Final Model Evaluation on test set
---

Here are the final results from all the CV runs

In [39]:
print(f'Ridge Regressor: {round(ridge_randcv.best_score_, 3)}')
print(f'Huber Regressor -1: {round(huber_randcv.best_score_, 3)}')
print(f'Huber Regressor -2: {round(huber_randcv2.best_score_, 3)}')
print(f'Bagging Regressor: {round(bag_randcv.best_score_, 3)}')
print(f'Random Forest Regressor: {round(rf_randcv.best_score_, 3)}')

Ridge Regressor: -25.26
Huber Regressor -1: -25.344
Huber Regressor -2: -25.319
Bagging Regressor: -20.406
Random Forest Regressor: -20.44


We are picking Bagging Ensemble as our final candidate to test the test results. We are using Mean Absolute Error (MAE) here because we would like to correlate that to the song popularity abosulte eorror

In [40]:
bag_randcv.best_params_

{'bag__n_estimators': 150,
 'bag__max_features': 1.0,
 'bag': BaggingRegressor(n_estimators=150, n_jobs=-1)}

In [41]:
model_final = BaggingRegressor(n_estimators=150, max_features = 1.0, n_jobs=-1)
model_final_pipe = Pipeline([('preprocessor', preprocessor),
                ('bag', TransformedTargetRegressor(regressor=model_final,
                                                         transformer=QuantileTransformer(n_quantiles=300,
                                                         output_distribution='normal')))])
model_final_pipe.fit(X_train, y_train)

In [42]:
# Prediction on test set
y_pred = model_final_pipe.predict(X_test)
mae = mean_absolute_error(y_test, y_pred)
print(f"MAE: {mae:.6f}")

MAE: 17.270750


Evaluation Metric
----

Mean absolute error is used to determine how close the predicted popularity score of a song is to the actual populartiy.

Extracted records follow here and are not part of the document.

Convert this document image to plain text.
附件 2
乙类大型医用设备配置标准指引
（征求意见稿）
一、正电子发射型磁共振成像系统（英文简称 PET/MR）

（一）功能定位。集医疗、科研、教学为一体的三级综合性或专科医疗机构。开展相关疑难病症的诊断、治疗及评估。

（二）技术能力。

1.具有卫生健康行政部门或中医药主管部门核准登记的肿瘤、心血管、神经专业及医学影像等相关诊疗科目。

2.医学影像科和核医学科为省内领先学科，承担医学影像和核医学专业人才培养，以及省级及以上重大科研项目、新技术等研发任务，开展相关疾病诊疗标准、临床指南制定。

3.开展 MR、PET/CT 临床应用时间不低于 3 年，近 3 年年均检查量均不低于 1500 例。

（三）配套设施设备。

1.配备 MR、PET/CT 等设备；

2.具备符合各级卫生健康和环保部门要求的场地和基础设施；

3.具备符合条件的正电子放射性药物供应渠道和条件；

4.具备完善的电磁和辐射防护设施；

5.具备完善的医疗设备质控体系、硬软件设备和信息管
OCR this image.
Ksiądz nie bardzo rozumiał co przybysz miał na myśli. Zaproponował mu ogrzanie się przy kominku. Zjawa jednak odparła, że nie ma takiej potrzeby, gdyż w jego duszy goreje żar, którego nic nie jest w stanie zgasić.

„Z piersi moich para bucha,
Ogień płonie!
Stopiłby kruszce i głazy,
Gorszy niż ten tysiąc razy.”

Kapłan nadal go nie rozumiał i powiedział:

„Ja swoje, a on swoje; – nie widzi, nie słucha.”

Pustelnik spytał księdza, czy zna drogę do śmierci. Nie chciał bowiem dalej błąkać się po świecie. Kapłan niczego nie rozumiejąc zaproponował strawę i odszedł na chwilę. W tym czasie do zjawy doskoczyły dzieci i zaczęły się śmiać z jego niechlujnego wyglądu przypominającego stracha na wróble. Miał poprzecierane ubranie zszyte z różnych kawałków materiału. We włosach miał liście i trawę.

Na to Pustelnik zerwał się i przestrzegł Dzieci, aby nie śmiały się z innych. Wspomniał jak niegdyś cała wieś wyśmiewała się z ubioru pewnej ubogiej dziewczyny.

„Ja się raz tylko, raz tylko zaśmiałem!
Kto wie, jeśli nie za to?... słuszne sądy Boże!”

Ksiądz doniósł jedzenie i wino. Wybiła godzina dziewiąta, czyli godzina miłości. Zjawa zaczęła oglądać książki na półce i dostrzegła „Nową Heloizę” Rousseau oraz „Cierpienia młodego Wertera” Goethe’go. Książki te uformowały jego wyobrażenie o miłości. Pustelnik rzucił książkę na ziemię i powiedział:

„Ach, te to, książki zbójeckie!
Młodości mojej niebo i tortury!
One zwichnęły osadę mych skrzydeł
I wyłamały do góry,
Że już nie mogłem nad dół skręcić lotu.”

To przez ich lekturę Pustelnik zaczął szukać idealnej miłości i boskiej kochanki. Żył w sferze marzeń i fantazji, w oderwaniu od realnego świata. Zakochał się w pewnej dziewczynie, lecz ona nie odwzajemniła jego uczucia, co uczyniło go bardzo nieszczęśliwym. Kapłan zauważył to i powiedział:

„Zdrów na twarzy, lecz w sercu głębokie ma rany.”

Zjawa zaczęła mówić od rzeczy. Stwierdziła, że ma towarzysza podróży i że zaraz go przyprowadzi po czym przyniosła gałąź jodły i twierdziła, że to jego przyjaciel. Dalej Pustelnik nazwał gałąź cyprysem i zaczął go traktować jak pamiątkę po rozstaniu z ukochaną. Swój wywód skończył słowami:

This metric can be explained as "this model can predict that this song will have a popularity of this number, with a potential of 17 error". Future work will include correlating to  the Billboard top 100 songs. For instance: Taking the existing song title and popularity and comparing to Billboard. With benchmark of these songs and the MAE, the model can predict potential ranking of a song in Billboard based on the song characteristics.